Sony AI researchers present GANstrument, a neural synthesizer that transforms arbitrary input sounds into instrument sounds.
Generative AI systems such as DALL-E 2, Midjourney or Stable Diffusion are currently shaking up the visual arts. Text-to-image systems allow impressive results even with simple text inputs.
Powerful comparable systems do not yet exist in music. But here too, recent projects such as the generative text-to-music model by US start-up Mubert show where the journey could lead.
In addition to end-to-end musical synthesis, there is a second line of research: the synthesis of individual notes which are then rendered in a symbolic format such as MIDI (Musical Instrument Digital Interface). This allows independent control of MIDI and timbre, so the process is compatible with music industry production workflows.
In a new paper, AI researchers at Sony are now demonstrating GANstrument, a neural synthesizer for instrument sounds.
GANstrument: Sony presents a neural synthesizer based on the GAN
Currently, realistic instrument sounds are synthesized with samplers that use recorded sounds. Although any sound material can be used, it’s difficult to synthesize a completely new timbre or combine multiple sounds in an intelligent way, Sony said. Generative AI models for audio synthesis, however, have shown that AI can create and mix a variety of timbres.

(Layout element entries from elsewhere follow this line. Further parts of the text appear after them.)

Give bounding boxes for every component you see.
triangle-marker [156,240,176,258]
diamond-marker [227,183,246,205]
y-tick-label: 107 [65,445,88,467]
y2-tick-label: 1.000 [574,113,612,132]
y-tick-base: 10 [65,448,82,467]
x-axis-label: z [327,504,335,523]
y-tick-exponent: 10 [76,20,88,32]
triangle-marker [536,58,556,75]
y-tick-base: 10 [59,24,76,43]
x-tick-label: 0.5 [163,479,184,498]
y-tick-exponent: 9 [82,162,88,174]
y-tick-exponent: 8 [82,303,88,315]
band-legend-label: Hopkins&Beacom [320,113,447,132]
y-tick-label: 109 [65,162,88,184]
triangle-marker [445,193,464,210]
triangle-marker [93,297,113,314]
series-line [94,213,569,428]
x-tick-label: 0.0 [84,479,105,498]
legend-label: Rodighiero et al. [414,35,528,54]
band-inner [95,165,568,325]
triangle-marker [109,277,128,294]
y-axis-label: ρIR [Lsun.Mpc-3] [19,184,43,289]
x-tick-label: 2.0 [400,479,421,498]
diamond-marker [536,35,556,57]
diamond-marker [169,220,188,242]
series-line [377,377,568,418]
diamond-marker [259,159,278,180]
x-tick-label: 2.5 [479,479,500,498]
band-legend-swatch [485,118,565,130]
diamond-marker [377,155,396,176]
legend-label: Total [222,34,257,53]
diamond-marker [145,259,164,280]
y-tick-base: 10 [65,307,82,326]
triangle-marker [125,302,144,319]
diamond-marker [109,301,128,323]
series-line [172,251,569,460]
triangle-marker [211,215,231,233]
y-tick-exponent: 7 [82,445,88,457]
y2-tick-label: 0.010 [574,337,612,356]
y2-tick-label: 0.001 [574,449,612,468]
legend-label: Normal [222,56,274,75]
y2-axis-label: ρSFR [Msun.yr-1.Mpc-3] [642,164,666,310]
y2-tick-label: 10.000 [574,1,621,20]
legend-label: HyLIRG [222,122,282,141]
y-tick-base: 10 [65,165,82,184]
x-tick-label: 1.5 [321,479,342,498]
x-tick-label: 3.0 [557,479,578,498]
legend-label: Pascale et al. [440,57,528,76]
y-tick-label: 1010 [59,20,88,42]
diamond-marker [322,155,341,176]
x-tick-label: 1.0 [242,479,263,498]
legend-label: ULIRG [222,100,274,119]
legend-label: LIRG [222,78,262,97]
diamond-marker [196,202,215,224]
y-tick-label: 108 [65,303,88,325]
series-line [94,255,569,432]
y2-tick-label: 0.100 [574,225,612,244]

The research team therefore aims to develop a neural synthesizer which combines the flexibility of classic samplers with the generative power of neural networks. With such a tool, users could freely control the timbre according to the existing sound material.
For its neural synthesizer, Sony uses a GAN (Generative Adversarial Network), which is trained with waveforms transformed into Mel spectrograms. The team relies on something called instance conditioning instead of class conditioning, which is typically used in GAN training.
Class conditioning sorts data into different non-overlapping distributions while instance conditioning sorts data into multiple overlapping local distributions.
GANstrument can turn a rooster into a cello piece
Along with other improvements, such as a pitch-invariant feature extractor, GANstrument thus achieves better and more diverse synthesized sounds, as well as generalization to different sound inputs, writes the team. After training, GANstrument can transform for example flute sounds into brass sounds or organ sounds into guitar sounds.
Interpolation (Input 1 to 2)
The AI system can also smoothly mix different instruments and thus merge two input instruments into a single track, for example.
Melody (Mallet to Reed)
Interpolation (Input 1 to 2)
The system also works with input sounds it has never heard before. He can turn them into known instrument sounds or change the pitch of the input. GANstrument can therefore also convert the crowing of a rooster or the meowing of a cat into sounds of different pitches.
According to Sony, GANstrument generates audio in 1.62 seconds on an Intel Core i7-7800X processor.
Our new neural synthesizer, GANStrument, generates high-pitched instrument sounds reflecting the unique input timbre in interactive time. It incorporates two key features: 1) instance conditioning, resulting in better generation quality and ability to generalize to various inputs and 2) height-invariant feature extraction based on adversarial training, resulting in accuracy of dramatically improved pitch and timbre consistency.
The authors believe that GANstrument can produce new instrument sounds and make desired timbres freely explorable using a variety of sound materials. Other examples can be found on the GANstrument project page.